Drs Hassan and Nute respond to the above three letters: We thank Drs Spary, Firth and Chate for their interest in our article.

Dr Firth feels that our advice conflicts with advice he received as a student. We would suggest that the evidence base has developed in the intervening 30 years. Recent Royal College of Surgeons evidence-based guidelines3 state that the maxillary canines should be palpable in the labial sulcus 'by the age of 10-11' years, and that 'radiographs prior to the age of 10-11 years are usually of little benefit'. We therefore stand by our assertion that patients should be referred by 12 years of age, as it should almost always be possible to diagnose the problem before then.

We agree with Dr Spary that the study by Leonardi et al. is a valuable contribution to the literature, as it was randomised, included a control group and considered the extra variable of headgear for space maintenance. When undertaking interceptive extractions, it would be advisable to consider using space maintainers, such as headgear, in the future. However, as he will be aware, it can take a considerable time from an article's submission to its publication. This was the case with our article as it was overlooked due to a clerical error at the BDJ. The article by Leonardi et al. was published after we submitted ours.

We disagree with Dr Spary that we suggested 'crowding is not a factor'. We made it clear that Ericson and Kurol4 only treated uncrowded patients. Their high success rate may have been due to adequate space, and so their findings may not be in such contrast to Leonardi et al. who tried to obtain adequate space with headgear.

Dr Spary feels that 'practitioners reading the introduction ... might decide to extract the deciduous canines without asking for ... advice'. If one takes a small section of any article out of context, one may draw incorrect conclusions. We believe Dr Spary's concerns are unjustified if our article is taken as a whole. Our title clearly states that this was an audit of referral practice and the impact of our guidelines. The gold standard clearly states the importance of timely referral. The algorithm sent to the general dentists and reproduced as Figure 2 clearly encourages the referral of patients. Neither the gold standard nor the algorithm advises dentists to perform interceptive extractions. The discussion consists of eight paragraphs covering referral patterns and their modification, and one discussing interceptive extractions. The conclusion reiterated that referral practice was poor and that our guidelines had a limited impact, not that dentists should extract without specialist advice.

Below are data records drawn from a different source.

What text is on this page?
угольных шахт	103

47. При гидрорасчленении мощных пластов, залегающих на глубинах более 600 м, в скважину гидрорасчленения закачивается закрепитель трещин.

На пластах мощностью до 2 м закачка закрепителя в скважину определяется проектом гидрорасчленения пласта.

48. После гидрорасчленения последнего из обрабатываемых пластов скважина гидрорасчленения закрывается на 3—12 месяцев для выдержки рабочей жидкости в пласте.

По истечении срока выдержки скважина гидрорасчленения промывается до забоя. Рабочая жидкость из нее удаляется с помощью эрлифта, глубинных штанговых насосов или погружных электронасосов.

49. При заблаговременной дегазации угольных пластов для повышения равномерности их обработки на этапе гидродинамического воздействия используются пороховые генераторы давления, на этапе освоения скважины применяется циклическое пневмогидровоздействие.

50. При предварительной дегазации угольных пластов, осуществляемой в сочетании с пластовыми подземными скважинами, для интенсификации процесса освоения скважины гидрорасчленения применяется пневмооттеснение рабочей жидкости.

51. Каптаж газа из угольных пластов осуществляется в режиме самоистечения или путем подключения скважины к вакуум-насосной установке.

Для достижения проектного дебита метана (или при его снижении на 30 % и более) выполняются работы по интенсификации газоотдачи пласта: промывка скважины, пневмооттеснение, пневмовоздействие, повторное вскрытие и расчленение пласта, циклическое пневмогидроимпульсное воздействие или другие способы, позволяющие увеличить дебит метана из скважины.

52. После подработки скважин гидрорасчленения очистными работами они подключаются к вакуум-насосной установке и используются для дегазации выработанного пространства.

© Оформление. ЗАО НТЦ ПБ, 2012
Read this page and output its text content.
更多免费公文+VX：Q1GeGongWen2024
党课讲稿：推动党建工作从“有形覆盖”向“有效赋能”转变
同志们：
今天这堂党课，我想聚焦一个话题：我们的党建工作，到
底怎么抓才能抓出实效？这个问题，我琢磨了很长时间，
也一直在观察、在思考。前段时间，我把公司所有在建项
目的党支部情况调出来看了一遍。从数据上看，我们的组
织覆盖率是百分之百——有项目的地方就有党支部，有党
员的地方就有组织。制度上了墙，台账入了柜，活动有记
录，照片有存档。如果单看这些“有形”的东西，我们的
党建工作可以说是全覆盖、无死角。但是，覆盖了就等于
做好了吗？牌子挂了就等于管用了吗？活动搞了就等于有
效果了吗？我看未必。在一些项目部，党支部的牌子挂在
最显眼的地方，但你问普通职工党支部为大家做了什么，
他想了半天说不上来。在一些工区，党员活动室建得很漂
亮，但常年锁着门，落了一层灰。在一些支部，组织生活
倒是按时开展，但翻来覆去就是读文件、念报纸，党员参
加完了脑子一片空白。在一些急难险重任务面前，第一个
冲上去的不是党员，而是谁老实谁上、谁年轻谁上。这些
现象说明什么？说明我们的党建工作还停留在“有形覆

We briefly discussed the literature on interceptive extractions to highlight why orthodontists want referrals at the correct age. As we were not auditing the efficacy of interceptive extractions, a detailed discussion of the procedure would not have been directly relevant. Indeed, had we done this, readers may have gained the impression that we were educating them to perform interceptive treatment without specialist advice: exactly the opposite of what we, Dr Chate and Dr Spary would wish to do.

We collected data on the absence of primary canines, as some patients are referred by primary care specialists who should be aware of best practice. These patients may have been referred later because appropriate interceptive extractions were tried unsuccessfully. It could have been unfair to the referring practitioners to assume that all 'late' referrals were due to poor management.

We carried out this project and article to encourage timely referral. This allows orthodontists and patients to have an informed discussion and decide upon the best course of action. We do not encourage general dentists to undertake treatment without specialist advice. If, like Dr Chate and Dr Spary, some readers found this aspect of our article ambiguous, then we thank them for raising the issue so that we could clarify it.